Weight Watchers – New Core Diet Plan

Competing with Atkins Diet, Weight Watchers Introduces the Core Diet Plan

In a feeble attempt to appeal to dieters who liked the idea that they could eat all they want (calories don’t count) Weight Watchers announced the introduction of the Core Diet. What is the Weight Watcher’s Core Diet plan, you ask?

It’s a non-dieting approach. Learning to stop eating when you are satisfied is key, and a list of foods to eat is given. Great. What else? Nothing, outside the usual meetings where everyone parades up to be weighed.

I have been promoting the non-dieting approach for a long time and I’ve come to the conclusion that more people would be helped by what I have to teach by my giving them guidelines such as what’s best to eat, in what quantities. Weight Watchers has done this successfully for years, and many many people have lost weight with their plan. Many others simply rejoin Weight Watchers for another go-round after the weight comes back, but that’s another story.

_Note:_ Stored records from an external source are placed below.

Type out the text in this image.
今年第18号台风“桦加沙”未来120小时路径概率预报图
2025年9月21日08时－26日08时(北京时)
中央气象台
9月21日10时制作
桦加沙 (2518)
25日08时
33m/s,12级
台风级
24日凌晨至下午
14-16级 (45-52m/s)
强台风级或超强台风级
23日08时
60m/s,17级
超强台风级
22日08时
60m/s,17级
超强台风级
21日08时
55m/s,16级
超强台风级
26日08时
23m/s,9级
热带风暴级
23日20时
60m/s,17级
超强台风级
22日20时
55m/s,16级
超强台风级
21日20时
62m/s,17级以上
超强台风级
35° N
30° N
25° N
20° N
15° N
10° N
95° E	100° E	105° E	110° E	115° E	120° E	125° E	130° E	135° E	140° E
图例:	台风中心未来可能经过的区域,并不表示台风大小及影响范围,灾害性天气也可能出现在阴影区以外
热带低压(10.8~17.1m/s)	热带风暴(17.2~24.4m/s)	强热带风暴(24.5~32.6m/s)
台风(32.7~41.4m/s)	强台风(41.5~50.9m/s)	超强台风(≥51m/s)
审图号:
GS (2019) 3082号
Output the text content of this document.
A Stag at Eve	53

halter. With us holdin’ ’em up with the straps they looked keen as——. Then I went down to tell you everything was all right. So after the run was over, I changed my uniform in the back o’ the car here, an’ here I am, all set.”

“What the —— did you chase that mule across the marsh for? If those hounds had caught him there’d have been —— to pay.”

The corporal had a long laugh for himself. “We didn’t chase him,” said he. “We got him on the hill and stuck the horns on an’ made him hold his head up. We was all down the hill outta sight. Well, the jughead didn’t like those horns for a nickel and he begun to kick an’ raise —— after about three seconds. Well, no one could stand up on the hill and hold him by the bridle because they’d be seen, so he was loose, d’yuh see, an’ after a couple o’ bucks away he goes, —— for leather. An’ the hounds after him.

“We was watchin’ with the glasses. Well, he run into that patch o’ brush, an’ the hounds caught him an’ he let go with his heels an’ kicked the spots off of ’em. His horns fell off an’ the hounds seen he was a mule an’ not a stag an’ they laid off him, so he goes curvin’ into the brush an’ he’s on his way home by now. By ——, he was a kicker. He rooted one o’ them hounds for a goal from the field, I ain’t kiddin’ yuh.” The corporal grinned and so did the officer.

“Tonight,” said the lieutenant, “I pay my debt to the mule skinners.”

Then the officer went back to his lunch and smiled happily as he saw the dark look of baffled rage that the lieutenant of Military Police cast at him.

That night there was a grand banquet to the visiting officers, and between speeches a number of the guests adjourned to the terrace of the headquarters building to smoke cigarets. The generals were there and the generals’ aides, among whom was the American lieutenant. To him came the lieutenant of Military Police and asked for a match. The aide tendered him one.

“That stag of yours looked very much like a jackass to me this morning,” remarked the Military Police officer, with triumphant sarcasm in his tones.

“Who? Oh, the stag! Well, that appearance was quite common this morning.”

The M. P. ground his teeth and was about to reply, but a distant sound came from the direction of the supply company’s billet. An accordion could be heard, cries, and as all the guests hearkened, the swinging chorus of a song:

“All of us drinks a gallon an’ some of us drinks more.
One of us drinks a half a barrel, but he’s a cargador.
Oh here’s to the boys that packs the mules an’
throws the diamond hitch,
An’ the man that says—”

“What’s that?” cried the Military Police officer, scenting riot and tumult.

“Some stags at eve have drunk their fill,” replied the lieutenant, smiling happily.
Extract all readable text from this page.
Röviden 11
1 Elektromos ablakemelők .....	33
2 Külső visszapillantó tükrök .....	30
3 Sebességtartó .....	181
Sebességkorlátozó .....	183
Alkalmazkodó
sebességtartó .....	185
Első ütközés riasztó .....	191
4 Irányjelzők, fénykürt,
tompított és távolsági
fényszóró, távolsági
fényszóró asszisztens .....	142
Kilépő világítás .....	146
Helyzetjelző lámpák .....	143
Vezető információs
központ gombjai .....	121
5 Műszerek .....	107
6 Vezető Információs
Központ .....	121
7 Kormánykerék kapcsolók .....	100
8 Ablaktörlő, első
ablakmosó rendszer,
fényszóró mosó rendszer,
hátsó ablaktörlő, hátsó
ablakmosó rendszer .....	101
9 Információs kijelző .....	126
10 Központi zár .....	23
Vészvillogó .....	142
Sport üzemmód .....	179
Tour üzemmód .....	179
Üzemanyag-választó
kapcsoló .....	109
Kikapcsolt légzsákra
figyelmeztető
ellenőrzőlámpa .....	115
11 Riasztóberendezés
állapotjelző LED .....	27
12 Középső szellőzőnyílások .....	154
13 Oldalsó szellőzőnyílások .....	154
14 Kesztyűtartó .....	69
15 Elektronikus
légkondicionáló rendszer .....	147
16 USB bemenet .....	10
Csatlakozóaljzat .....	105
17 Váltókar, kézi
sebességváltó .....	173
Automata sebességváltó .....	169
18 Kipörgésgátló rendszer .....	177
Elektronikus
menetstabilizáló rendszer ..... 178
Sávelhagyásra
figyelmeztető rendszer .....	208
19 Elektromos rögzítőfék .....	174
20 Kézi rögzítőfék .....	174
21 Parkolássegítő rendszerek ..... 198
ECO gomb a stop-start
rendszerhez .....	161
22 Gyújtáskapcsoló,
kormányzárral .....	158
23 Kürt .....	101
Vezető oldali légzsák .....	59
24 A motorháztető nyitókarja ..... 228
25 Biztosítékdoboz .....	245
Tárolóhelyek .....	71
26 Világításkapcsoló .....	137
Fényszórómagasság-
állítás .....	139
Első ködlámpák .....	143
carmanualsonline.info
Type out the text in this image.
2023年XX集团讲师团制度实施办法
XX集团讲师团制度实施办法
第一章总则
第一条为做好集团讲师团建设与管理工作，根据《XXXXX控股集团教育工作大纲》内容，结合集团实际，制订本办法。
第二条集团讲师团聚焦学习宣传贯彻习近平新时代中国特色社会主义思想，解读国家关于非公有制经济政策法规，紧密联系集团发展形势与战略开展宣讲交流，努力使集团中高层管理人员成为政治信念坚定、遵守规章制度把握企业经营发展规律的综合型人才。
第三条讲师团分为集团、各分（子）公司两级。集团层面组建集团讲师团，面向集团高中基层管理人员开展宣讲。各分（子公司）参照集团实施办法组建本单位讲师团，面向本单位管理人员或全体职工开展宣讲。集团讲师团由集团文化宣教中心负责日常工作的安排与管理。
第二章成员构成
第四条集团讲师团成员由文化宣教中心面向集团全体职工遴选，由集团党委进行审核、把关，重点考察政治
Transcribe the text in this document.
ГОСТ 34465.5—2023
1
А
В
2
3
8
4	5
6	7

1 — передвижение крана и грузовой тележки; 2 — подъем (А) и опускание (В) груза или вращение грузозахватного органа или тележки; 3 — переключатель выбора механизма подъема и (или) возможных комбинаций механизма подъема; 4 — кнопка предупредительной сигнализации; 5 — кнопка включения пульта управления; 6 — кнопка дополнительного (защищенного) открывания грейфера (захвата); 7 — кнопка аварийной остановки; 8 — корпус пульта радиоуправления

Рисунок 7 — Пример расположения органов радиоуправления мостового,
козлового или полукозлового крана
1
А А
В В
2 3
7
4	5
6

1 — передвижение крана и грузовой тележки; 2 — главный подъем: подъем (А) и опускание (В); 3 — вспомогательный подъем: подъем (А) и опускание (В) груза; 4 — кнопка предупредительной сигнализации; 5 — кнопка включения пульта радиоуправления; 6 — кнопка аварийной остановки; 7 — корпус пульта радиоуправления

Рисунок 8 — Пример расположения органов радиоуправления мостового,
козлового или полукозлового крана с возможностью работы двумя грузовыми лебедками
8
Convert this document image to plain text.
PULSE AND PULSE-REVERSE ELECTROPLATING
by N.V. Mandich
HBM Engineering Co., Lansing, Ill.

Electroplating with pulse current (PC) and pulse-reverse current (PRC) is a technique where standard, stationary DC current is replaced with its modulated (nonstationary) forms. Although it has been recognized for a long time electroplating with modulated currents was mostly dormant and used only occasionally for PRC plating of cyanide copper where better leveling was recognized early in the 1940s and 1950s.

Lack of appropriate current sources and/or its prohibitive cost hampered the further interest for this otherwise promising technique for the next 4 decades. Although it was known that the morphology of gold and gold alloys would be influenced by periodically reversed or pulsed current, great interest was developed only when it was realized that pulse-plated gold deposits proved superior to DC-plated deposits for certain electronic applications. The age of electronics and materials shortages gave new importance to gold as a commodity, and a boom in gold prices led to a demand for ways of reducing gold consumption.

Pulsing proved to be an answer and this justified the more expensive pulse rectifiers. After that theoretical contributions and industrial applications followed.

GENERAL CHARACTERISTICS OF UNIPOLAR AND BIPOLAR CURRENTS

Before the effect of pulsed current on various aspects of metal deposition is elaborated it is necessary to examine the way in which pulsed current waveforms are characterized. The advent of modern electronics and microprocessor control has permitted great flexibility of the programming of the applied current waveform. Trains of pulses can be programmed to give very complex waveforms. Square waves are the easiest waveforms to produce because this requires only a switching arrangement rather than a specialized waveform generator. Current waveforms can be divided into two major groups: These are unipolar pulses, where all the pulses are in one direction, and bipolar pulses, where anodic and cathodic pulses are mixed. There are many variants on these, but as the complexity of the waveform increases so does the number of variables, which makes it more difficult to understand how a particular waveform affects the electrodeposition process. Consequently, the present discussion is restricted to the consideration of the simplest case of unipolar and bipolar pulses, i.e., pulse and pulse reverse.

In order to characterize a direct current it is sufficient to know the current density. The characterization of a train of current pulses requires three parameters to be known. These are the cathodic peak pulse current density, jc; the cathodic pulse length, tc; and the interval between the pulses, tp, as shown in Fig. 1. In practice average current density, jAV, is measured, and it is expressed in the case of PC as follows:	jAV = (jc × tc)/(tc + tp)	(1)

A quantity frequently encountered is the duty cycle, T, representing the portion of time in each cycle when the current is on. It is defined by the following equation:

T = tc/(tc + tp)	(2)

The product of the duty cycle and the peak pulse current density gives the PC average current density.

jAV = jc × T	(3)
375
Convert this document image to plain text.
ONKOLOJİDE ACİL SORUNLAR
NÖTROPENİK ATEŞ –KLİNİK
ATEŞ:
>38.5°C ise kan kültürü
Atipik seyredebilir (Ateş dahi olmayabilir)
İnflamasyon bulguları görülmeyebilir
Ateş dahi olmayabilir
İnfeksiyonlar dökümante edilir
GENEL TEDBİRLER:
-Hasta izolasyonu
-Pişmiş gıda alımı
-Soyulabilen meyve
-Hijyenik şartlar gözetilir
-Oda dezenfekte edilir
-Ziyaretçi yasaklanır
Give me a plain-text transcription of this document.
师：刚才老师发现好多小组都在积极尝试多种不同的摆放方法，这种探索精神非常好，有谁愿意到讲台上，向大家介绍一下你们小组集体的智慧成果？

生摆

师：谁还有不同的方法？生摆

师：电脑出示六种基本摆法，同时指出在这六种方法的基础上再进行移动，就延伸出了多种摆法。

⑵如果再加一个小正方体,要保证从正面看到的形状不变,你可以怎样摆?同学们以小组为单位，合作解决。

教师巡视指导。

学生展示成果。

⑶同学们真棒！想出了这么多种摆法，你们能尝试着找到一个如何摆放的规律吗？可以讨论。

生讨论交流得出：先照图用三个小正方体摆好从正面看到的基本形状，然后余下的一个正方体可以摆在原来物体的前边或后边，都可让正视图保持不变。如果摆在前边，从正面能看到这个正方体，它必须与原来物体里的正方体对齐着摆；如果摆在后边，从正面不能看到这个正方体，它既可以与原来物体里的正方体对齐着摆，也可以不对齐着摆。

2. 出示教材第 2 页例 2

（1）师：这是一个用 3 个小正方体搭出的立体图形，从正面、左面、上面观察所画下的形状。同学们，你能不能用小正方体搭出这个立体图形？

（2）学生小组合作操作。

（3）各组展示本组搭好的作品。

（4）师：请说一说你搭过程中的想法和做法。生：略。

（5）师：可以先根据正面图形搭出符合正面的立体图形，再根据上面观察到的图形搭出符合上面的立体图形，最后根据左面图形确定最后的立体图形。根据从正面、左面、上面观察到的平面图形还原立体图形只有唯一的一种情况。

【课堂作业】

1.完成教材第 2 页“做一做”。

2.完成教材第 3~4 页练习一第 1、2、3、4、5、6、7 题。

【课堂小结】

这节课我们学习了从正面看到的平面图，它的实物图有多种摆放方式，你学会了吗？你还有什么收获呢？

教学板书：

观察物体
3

The Core Diet consists of foods you can eat. Nice. I love when they tell me what I can’t have (that’s why I don’t like those good food/bad food plans). Next they say, certain foods are not allowed because they are “trigger” foods such as white rice, some breakfast cereals and nonfat yogurt packaged with fruit. Excuse me? How do they know my trigger foods? None of those are trigger foods for me. And nonfat yogurt with fruit? I eat that almost every single day plus grapenuts for texture. It’s an excellent food. Do they not know you can buy yogurt with live beneficial bacteria and no added sugars? I suppose not.
Okay, so they are making an effort. My only problem with this is that Weight Watchers is not equipped to teach people how to deal with the emotional aspects of weight loss and that is what they must do to be successful with a non-dieting approach.
Frankly, if you know how to stop eating when you are satisfied (not full but satisfied – there is a big difference), you won’t have a weight problem, and probably would never join Weight Watchers.

If you could join Weight Watchers Core Diet together with a plan to learn how to stop emotional eating (such as the One More Bite Approach) and learn how to know when you are satisfied, as opposed to when you are full, then you would have a winning plan.